C’est par le haut, l’international et le tragique, la guerre qu’Emmanuel Macron entend redonner du lustre à son quinquennat. A cette fin il convoque « le bruit et la fureur », la haute intensité des combats que se livrent avec fracas Russes et Ukrainiens, le dévissage du monde occidental, et l’inconnu qui se profile sur le vieux continent en espérant en devenir le nouveau régisseur. Donald Trump d’un côté, Vladimir Poutine de l’autre en s’entendant sur le dos du peuple ukrainien révèle par contraste l’immense faiblesse d’une Europe « en quête d’auteur »… pour reprendre une partie du titre de la pièce de Pirandello. Et Emmanuel Macron tant fragilisé sur la scène nationale qu’isolé sur la scène internationale voit dans cette scène de chaos la miraculeuse opportunité de se retrouver un rôle à la hauteur de ses « grandes espérances ».

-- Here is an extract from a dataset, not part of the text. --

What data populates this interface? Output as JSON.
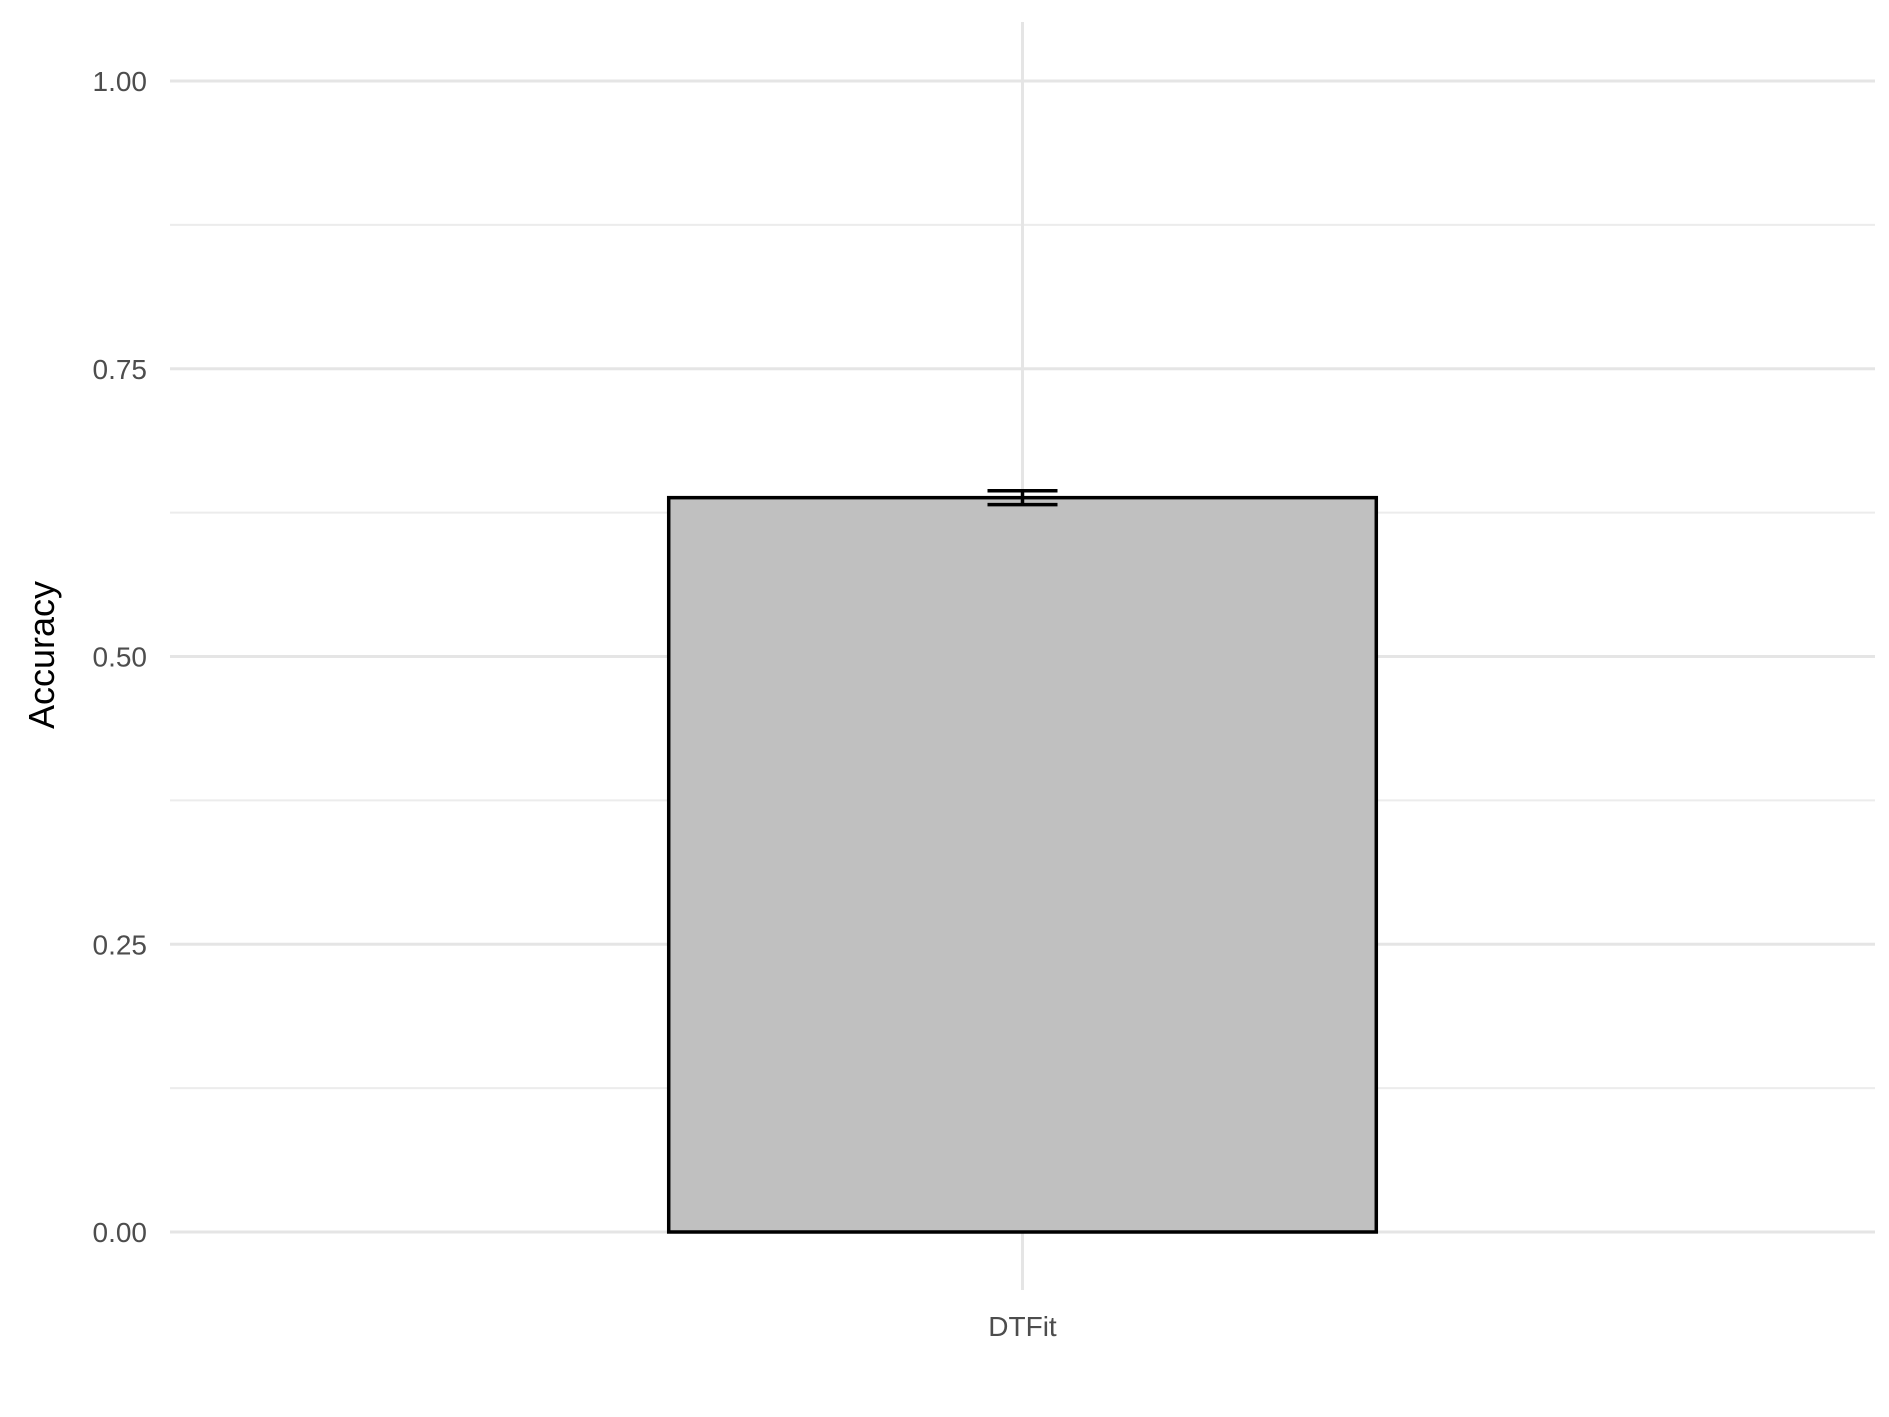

« Je ne connais pas de meilleure rhétorique que la répétition » s’amusait Napoléon, homme de stratégie et de champ de batailles s’il en était, mais aussi inventeur de la propagande moderne. Emmanuel Macron plus expert en communication qu’en « art de la guerre » pourrait faire sienne la sentence napoléonienne, à ceci près qu’à trop jouer le risque est de déjouer. Il est vrai que depuis le début de son accession à l’Elysée le Président d’une crise l’autre semble rebondir, comme s’il trouvait là l’or de ses renaissances perpétuelles, comme si une providence inattendue en venait à lui offrir des sursauts salvateurs. Ce n’est là qu’une illusion car au fond tout ce qui faisait le système de convictions du macronisme semble être infirmé par le déroulement implacablement mécanique des événements. Il y a là une « peau de chagrin » qui est déposée sur le seuil élyséen, là où la puissance des Empires ravive les tensions que le vieux rêve wilsonien réenchanté par la chute du mur de Berlin en 1989 avait cru pouvoir dépasser jusqu’à imaginer une impossible « fin de l’histoire ». La « société fluide », post-nationale, sorte de voyageuse « sans bagage » également à laquelle adhérait in fine le jeune marcheur en quête de son destin présidentiel s’est heurtée à des déflagrations telles que le vieil Etat est redevenu le dernier recours dès lors que des convulsions sociales aux convulsions sanitaires en passant par les convulsions géopolitiques, les gouvernants se cherchaient des points d’accroche pour ne pas se perdre.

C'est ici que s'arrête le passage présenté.